Against Derby County there was a goal mouth scuffle and their goalkeeper finished with his head between Tom’s hands and Reg Mathews squealed. I saw Tom was giving him quick punches. As usual he apologised, got up and explained later “It was too good an opportunity to miss”.
My friend Tom was always larger than life. On his first “Lads Night Out” at the Sands Casino, there was a lot of banter and someone said Morty had been silly buying him to replace Ray Charnley to which Tom challenged that person to a fight outside. It won’t come as a surprise to anyone who knew him well, that the person he challenged was Brian London – the ex Commonwealth and British Heavyweight Boxing Champion.
Around the late 1960’s early 1970’s most older players had businesses and it was around this time that Tom started to become concerned about the future. He decided to go into the hotel trade, first buying the Silver How Hotel (with not a lot of capital), in later years ending up as proprietor of the Boston Hotel on the Promenade. The Boston and White family proved to be a great combination.
It was around this time I caddied for him in the first l8 of a 36 hole Captain’s competition at North Shore Golf Club. A skilled golfer, after 18 holes he was in 2nd place. I went back later and he had finished about 15th and he blamed me! It was my fault for leaving him on his own for the second 18 holes – mind you by then he had had a few courtesy of a detour via the bar.
He had a great love of Blackpool F.C. and when he was riding high, he became a Director which involved him spending a great deal of time, effort and money at his beloved club. He had never trusted Owen Oyston and when he bought the club, it came as no surprise to anyone that Tom was asked to leave. Tom always said that in the long run the Oyston’s would be a disaster for BFC – he proved to be right many years later. Unique yet again – no one else has the accolade of playing, managing and being a director of Blackpool Football Club.
I said at the start that Tom was amazing and unique. He was also kind, caring, generous and great company who had a zest for life and enjoyed it to the full, until recent years when illness took its toll. One of the nicest men I have had pleasure to grow up with and one who I will always call my friend. He loved family, football and golf (although sometimes I am not sure in which order!) Throughout his life he always took great pride in Irene and his children/grandchildren and their achievements.
I am really sorry that I cannot be with you today to join in the celebrations of his much lived and much loved life but I have great memories of our (often mischievous) times together – both on and off the playing field.
Rest in Peace Tom – I will have a drink to celebrate my memories of Tom tonight. Thank you for everything and in particular being my friend.

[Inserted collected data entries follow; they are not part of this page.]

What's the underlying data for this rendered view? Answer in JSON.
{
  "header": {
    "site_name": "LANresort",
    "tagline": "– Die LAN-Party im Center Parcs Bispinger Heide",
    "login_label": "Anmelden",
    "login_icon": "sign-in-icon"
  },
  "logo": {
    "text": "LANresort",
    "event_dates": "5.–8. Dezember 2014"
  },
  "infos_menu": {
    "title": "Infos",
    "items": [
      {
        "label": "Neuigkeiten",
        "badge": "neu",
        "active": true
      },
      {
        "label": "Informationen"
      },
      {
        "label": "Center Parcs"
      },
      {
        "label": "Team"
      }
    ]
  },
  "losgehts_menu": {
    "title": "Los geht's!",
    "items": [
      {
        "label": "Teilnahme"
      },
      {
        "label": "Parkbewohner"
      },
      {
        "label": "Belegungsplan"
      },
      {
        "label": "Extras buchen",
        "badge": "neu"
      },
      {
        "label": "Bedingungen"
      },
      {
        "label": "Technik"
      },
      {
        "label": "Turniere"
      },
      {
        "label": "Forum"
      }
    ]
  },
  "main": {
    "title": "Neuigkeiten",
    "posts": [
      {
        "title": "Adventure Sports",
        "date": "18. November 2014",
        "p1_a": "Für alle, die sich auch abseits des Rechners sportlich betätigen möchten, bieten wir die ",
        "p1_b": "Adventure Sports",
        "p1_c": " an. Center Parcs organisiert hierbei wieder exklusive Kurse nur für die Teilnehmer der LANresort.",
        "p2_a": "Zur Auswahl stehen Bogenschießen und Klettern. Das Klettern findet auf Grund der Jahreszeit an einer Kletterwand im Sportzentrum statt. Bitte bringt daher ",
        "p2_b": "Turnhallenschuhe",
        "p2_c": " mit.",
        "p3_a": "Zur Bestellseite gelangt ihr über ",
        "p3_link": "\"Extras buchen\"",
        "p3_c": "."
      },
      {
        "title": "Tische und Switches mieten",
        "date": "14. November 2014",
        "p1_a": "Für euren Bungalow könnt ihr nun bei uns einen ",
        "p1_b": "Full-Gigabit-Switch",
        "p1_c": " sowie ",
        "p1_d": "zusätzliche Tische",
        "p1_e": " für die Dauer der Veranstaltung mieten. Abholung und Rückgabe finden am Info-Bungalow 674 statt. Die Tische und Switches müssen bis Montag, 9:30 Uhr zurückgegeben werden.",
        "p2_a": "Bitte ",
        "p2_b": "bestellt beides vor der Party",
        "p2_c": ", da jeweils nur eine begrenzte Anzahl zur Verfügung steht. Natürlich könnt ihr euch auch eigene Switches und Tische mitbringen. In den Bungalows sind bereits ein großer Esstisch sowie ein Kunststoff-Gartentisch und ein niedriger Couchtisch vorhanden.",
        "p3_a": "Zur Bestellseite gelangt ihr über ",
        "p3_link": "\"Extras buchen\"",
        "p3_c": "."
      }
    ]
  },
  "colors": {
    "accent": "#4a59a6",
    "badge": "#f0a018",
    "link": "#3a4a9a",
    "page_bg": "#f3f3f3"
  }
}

Life Is Like A Round Of Golf
Life is like a round of golf
With many a turn and twist.
But the game is much too sweet and short
To curse the shots you’ve missed.
Sometimes you’ll hit it straight and far
Sometimes the putts roll true.
But each round has its errant shots
And troubles to play through.
So always swing with courage
No matter what the lie.
And never let the hazards
Destroy the joy inside.
And keep a song within your heart
Give thanks that you can play.
For the round is much too short and sweet
To let it slip away.
Speak Of Me
Speak of me as you have always done.
Remember the good times, laughter, and fun.
Share the happy memories we’ve made.
Do not let them wither or fade.
I’ll be with you in the summer’s sun
And when the winter’s chill has come.
I’ll be the voice that whispers in the breeze.
I’m peaceful now, put your mind at ease.
I’ve rested my eyes and gone to sleep,
But memories we’ve shared are yours to keep.
Sometimes our final days may be a test,
But remember me when I was at my best.
Although things may not be the same,
Don’t be afraid to use my name.
Let your sorrow last for just a while.
Comfort each other and try to smile.
I’ve lived a life filled with joy and fun.
Live on now, make me proud of what you’ll become.